Norconex / committer-solr

Solr implementation of Norconex Committer. Should also work with any Solr-based products, such as LucidWorks.
https://opensource.norconex.com/committers/solr/
Apache License 2.0
3 stars 5 forks source link

Full recrawl and reindex in Solr #18

Open OkkeKlein opened 4 years ago

OkkeKlein commented 4 years ago

How would one go about doing a full recrawl of content (filesystemcrawler) and then only do a (hard) commit after all content has been indexed.

So basically do a fresh update on a live system.

essiembre commented 4 years ago

To perform a "clean" crawl (without sending only modifications, deletions, etc.) you simply have to delete your "workdir". More precisely, the crawlstore.

To not commit until you are done, you can set the "solrCommitDisabled" option to "true" in your Solr committer section.
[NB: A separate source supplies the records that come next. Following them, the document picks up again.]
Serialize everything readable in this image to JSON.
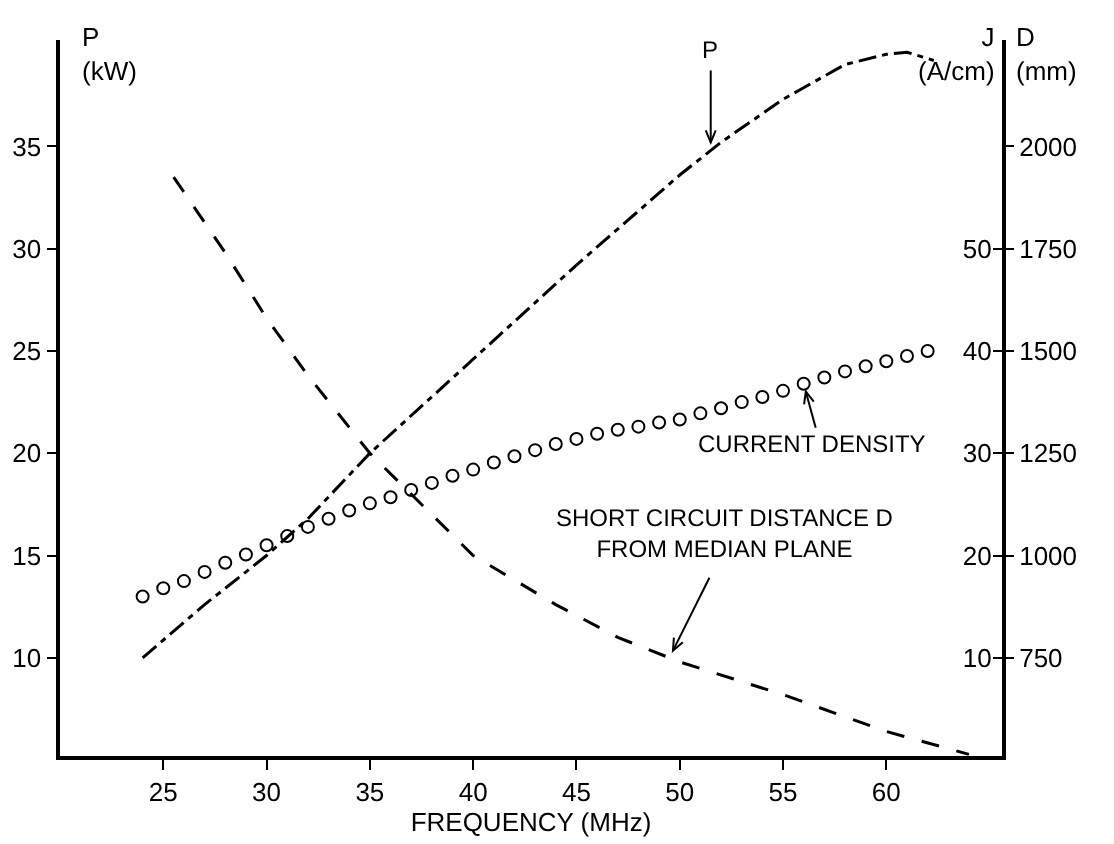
{
  "chart_data": {
    "type": "line",
    "xlabel": "FREQUENCY (MHz)",
    "ylabel": "P (kW)",
    "y2label": "J (A/cm)",
    "y3label": "D (mm)",
    "xlim": [
      20,
      65.6
    ],
    "xticks": [
      25,
      30,
      35,
      40,
      45,
      50,
      55,
      60
    ],
    "ylim": [
      5.2,
      40.2
    ],
    "yticks": [
      10,
      15,
      20,
      25,
      30,
      35
    ],
    "y2lim": [
      0.4,
      70.4
    ],
    "y2ticks": [
      10,
      20,
      30,
      40,
      50
    ],
    "y3lim": [
      510,
      2260
    ],
    "y3ticks": [
      750,
      1000,
      1250,
      1500,
      1750,
      2000
    ],
    "series": [
      {
        "color": "#000000",
        "line_style": "dashdot",
        "marker": "none",
        "x": [
          24,
          27,
          30,
          32,
          35,
          40,
          45,
          50,
          52,
          55,
          58,
          60,
          61,
          62.3
        ],
        "values": [
          10,
          12.6,
          15,
          16.8,
          20,
          24.6,
          29.2,
          33.6,
          35.2,
          37.3,
          39.0,
          39.5,
          39.6,
          39.2
        ]
      },
      {
        "type": "scatter",
        "color": "#000000",
        "marker": "circle",
        "axis": "y2",
        "x": [
          24,
          25,
          26,
          27,
          28,
          29,
          30,
          31,
          32,
          33,
          34,
          35,
          36,
          37,
          38,
          39,
          40,
          41,
          42,
          43,
          44,
          45,
          46,
          47,
          48,
          49,
          50,
          51,
          52,
          53,
          54,
          55,
          56,
          57,
          58,
          59,
          60,
          61,
          62
        ],
        "values": [
          16,
          16.8,
          17.5,
          18.4,
          19.3,
          20.1,
          21,
          21.9,
          22.8,
          23.6,
          24.4,
          25.1,
          25.7,
          26.4,
          27.1,
          27.8,
          28.4,
          29.1,
          29.7,
          30.3,
          30.9,
          31.4,
          31.9,
          32.3,
          32.6,
          33,
          33.3,
          33.9,
          34.4,
          35,
          35.5,
          36.1,
          36.8,
          37.4,
          38,
          38.5,
          39,
          39.5,
          40
        ]
      },
      {
        "color": "#000000",
        "line_style": "dashed",
        "marker": "none",
        "axis": "y3",
        "x": [
          25.5,
          28,
          30,
          32,
          35,
          38,
          40,
          44,
          47,
          50,
          55,
          60,
          64
        ],
        "values": [
          1925,
          1740,
          1580,
          1440,
          1250,
          1100,
          1000,
          880,
          800,
          740,
          660,
          570,
          514
        ]
      }
    ],
    "annotations": [
      {
        "text": "P",
        "x": 51.5,
        "y": 34.8
      },
      {
        "text": "CURRENT DENSITY",
        "x": 56,
        "y": 23.4
      },
      {
        "text": "SHORT CIRCUIT DISTANCE D\nFROM MEDIAN PLANE",
        "x": 49.5,
        "y": 10
      }
    ]
  }
}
This means the committer will never send a Solr "commit" request, thus relying on your Solr configuration to decide when to commit, or your manual commit.

OkkeKlein commented 4 years ago

Thank you!

OkkeKlein commented 4 years ago

How to deal with deleted docs? A manual delete all? Or maybe parameter send with Solr committer?

essiembre commented 4 years ago

A simple approach would be to add two fields in your collection. One that identifies the source crawler, the second that identifies the crawl date. In your config, you can use the ConstantTagger to populate the first one, and for the second, you can use the CurrentDateTagger.

With this, you can use the "delete by query" approach on Solr. You would issue a query that deletes anything older than the date of your full recrawl, for the given crawler.